De uitleg die in het voorstel wordt gegeven aan de CETA bepalingen leidt niet tot wijziging van het verdrag. Op sommige punten wordt de reikwijdte van begrippen – en daarmee de bescherming die investeerders in bepaalde omstandigheden zouden kunnen genieten – ingeperkt; een inperking die valt binnen doel en strekking van de verdragstekst van CETA.

Positie Nederland

Wanneer de behandeling van het voorstel door de raadswerkgroep is afgerond zal het voorstel ter besluitvorming binnen de EU worden voorgelegd aan de Raad. De Raad zal dan ook beslissen over een mandaat aan de Europese Commissie om het concept besluit voor te leggen in het CETA Gemengd Comité en de besprekingen met Canada binnen het Comité hierover te voeren.

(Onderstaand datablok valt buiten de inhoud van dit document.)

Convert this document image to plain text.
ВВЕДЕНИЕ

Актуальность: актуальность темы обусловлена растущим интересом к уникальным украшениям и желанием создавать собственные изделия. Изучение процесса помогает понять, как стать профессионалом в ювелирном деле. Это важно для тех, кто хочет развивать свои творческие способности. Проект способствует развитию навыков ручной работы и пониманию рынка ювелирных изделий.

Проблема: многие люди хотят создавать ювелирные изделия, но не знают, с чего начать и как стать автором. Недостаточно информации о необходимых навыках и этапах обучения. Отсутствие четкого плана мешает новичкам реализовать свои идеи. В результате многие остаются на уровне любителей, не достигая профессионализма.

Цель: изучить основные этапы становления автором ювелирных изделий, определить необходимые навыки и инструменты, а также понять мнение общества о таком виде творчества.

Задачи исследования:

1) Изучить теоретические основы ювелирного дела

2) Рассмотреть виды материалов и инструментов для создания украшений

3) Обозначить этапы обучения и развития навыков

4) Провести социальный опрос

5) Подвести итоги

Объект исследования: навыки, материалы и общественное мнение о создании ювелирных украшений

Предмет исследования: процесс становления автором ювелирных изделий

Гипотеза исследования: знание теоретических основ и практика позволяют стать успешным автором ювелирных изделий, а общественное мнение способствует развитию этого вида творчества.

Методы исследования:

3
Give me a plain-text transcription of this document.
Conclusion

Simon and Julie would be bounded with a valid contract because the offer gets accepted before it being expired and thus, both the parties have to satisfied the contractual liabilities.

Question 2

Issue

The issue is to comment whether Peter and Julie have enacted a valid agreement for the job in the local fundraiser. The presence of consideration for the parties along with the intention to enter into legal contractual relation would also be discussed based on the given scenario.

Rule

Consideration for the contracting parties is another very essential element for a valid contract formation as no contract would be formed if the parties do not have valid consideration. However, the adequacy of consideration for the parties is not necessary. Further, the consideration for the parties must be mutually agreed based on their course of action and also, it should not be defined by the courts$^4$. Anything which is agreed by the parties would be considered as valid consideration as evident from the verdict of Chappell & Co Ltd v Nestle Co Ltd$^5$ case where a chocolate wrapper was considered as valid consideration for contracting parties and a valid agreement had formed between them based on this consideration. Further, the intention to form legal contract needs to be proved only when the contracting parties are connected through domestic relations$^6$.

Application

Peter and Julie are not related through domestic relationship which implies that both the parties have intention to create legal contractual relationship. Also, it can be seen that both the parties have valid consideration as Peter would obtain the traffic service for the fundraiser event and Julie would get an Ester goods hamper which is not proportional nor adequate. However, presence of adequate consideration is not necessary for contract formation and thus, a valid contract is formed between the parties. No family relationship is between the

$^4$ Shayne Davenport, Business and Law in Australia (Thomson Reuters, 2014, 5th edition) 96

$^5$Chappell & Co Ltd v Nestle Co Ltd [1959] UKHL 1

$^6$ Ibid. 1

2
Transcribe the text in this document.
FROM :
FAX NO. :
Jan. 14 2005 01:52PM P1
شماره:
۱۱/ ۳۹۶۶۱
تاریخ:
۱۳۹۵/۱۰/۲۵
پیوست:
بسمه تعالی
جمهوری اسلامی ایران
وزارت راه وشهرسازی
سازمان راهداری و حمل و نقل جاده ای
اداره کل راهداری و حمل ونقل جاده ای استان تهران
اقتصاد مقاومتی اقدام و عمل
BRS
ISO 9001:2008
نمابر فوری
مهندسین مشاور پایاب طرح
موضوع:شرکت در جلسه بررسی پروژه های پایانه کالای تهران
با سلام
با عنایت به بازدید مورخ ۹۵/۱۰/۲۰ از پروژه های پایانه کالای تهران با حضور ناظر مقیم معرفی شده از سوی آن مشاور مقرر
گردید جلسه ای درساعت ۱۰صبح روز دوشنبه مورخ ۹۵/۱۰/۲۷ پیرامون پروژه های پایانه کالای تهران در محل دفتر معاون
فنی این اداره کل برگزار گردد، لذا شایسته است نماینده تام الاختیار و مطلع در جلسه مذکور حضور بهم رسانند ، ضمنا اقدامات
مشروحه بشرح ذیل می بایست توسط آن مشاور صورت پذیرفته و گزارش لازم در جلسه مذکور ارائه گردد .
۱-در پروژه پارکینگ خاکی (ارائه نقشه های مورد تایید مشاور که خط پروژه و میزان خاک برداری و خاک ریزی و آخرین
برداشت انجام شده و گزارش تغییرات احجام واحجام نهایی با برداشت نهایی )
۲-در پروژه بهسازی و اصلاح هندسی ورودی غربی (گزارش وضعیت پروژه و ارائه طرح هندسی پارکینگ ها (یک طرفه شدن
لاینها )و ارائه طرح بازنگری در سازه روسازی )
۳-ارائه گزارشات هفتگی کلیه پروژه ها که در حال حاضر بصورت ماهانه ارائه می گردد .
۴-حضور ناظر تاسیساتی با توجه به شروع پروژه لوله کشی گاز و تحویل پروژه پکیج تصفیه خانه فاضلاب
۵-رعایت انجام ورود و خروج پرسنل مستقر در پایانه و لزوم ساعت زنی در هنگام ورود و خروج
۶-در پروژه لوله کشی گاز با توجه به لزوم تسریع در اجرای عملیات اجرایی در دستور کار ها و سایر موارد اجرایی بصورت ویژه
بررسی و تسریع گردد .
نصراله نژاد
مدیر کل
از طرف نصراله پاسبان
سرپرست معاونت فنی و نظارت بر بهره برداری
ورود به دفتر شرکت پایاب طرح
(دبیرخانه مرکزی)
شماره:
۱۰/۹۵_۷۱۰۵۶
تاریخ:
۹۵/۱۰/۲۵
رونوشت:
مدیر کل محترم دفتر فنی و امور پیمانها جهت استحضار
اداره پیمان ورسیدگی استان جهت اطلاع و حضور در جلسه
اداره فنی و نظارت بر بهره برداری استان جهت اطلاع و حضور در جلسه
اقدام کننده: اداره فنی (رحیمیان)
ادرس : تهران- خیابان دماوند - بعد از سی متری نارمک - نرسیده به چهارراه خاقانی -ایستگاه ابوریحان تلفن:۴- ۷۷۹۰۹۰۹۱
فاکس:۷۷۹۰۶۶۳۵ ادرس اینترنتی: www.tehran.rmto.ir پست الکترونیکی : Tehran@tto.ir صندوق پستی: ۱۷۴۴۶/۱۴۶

Aangezien in het voorstel een nadere interpretatie wordt gegeven van bepaalde CETA bepalingen die strookt met doel en strekking van CETA en niet leidt tot wijziging van de huidige verdragstekst, is het kabinet voornemens om wanneer er een Raadsbesluit voorligt, hiermee in te stemmen. Mochten er nog wijzigingen worden aangebracht in het voorstel die aanleiding geven om dit besluit te heroverwegen, dan zal het kabinet uw Kamer hierover informeren.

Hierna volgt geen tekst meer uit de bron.